Ustalmy jedno: Patrycjusz Wyżga, który przeprowadził wywiad z Tuskiem, nie zrobił niczego nadzwyczajnego. Po prostu wzorowo wykonał robotę, której oczekuje się od dziennikarza. Zadawał byłemu premierowi konkrente pytania i nie zadowalał się okrągłymi odpowiedziami nie na temat. Politykowi, który raczej przywykł do wywiadów a’la Katarzyna Kolenda-Zaleska, mogło to się nie podobać, ale Wyżga nic sobie z tego nie robił. Trzeba przyznać, że nie jest to codzienność w polskich mediach, więc tym bardziej brawo!
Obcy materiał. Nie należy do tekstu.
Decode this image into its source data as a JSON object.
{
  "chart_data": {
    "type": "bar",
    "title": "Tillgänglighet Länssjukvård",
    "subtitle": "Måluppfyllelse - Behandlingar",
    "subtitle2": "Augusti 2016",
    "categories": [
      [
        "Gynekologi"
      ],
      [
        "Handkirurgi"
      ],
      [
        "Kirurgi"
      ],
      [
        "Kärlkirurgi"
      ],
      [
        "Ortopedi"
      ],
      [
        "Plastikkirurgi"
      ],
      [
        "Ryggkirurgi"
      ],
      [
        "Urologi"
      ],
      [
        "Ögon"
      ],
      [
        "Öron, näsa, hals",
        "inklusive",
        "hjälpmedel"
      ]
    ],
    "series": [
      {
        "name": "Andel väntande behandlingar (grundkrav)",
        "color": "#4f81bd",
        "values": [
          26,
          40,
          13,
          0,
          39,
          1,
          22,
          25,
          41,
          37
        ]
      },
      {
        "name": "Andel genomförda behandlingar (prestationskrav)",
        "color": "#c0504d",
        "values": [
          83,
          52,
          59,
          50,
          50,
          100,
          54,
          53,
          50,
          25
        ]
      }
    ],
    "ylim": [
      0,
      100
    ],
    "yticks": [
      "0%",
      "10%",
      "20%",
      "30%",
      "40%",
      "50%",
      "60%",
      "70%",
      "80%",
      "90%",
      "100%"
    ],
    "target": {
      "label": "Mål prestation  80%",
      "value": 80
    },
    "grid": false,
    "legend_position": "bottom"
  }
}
Ale wróćmy do Tuska.
Tusk rozkłada ręce
Słuchając Wyżgi i Tuska, przypomniał mi się głośny wywiad, którego Borys Budka udzielił „Gazecie Wyborczej” w marcu zeszłego roku. Były przewodniczący Platformy Obywatelskiej w rozmowie z Tomaszem Kwaśniewskim, zdecydował się na niespotykaną w polityce szczerość i przyznał, że jako lider największej partii opozycyjnej niewiele może. I nawet nie chodziło o niego, a o to, że opozycja, kiedy nie ma wyborów, to w zasadzie ma związane ręce. Cały wywiad to było jedno wielkie rozkładanie rąk.
CZYTAJ WIĘCEJ:
Choć Tusk w rozmowie z wp.pl nie był aż tak wylewny, to de facto i on stwierdził, że jako lider opozycji niewiele może. Na Budkę po pamiętnym wywiadzie spadła fala krytyki. Z Tuskiem tak pewnie nie będzie, bo dla wielu to już postać pomnikowa. Ale twitterowa bańka raczej jednoznacznie oceniła jego rozmowę z Wyżgą. I nie była to dla byłego premiera dobra ocena.
Wystarczyło zapytać…
Zobaczcie Państwo, jakie to było proste. Wystarczyło posadzić przed Tuskiem dziennikarza, który nie bał się zadawać konkretnych pytań, a cały jego czar prysł. Obserwujemy to zresztą od początku, od momentu, w którym Tusk wrócił do polskiej polityki. Wbrew pozorom, konferencje prasowe są raczej dla polityków wygodne, choć i tam mogą paść niewygodne pytania, ale z reguły nie ma na nich wiele czasu, aby dziennikarz mógł o coś dopytać. Ma jedno, czasem dwa pytania i tym musi się zadowolić. Dla polityków to całkiem dobry układ, choć obarczony jakimś tam ryzykiem. Tusk od powrotu udzielił kilku wywiadów, ale była to gra na własnym boisku. Teraz w końcu zdecydował się na grę, nawet jeżeli nie na wyjeździe, to przynajmniej na neutralnym terytorium. Nie wyszło.
Co ten wywiad nam jeszcze mówi? Że Tusk obdarty z medialnego parasola ochronnego, wypada blado. I to widać od maja, bo choć ma za sobą TVN, „GW” czy Onet, to nie są już złote lata Platformy, gdy stały za nim największe media w Polsce. I nagle się okazuje, że Tusk, jak kiedyś Budka, może w obliczu kilku konkretnych pytań tylko rozłożyć ręce. Postawię tutaj hipotezę, choć pewnie nie jest ona nowa, że sukcesy Platformy i Tuska brały się tylko stąd, że stały za nimi największe w Polsce media.
Przewodniczący PO oczywiście ma swoje zalety. To polityk bardzo sprawny, który na tle bezbarwnych kolegów partyjnych błyszczy. Tylko, co to za wyczyn, być „kimś” na tle przeciętnych polityków PO? Skończmy więc raz na zawsze z mitem Tuska. Choć, jeżeli tak dalej pójdzie, to on sam go rozbroi.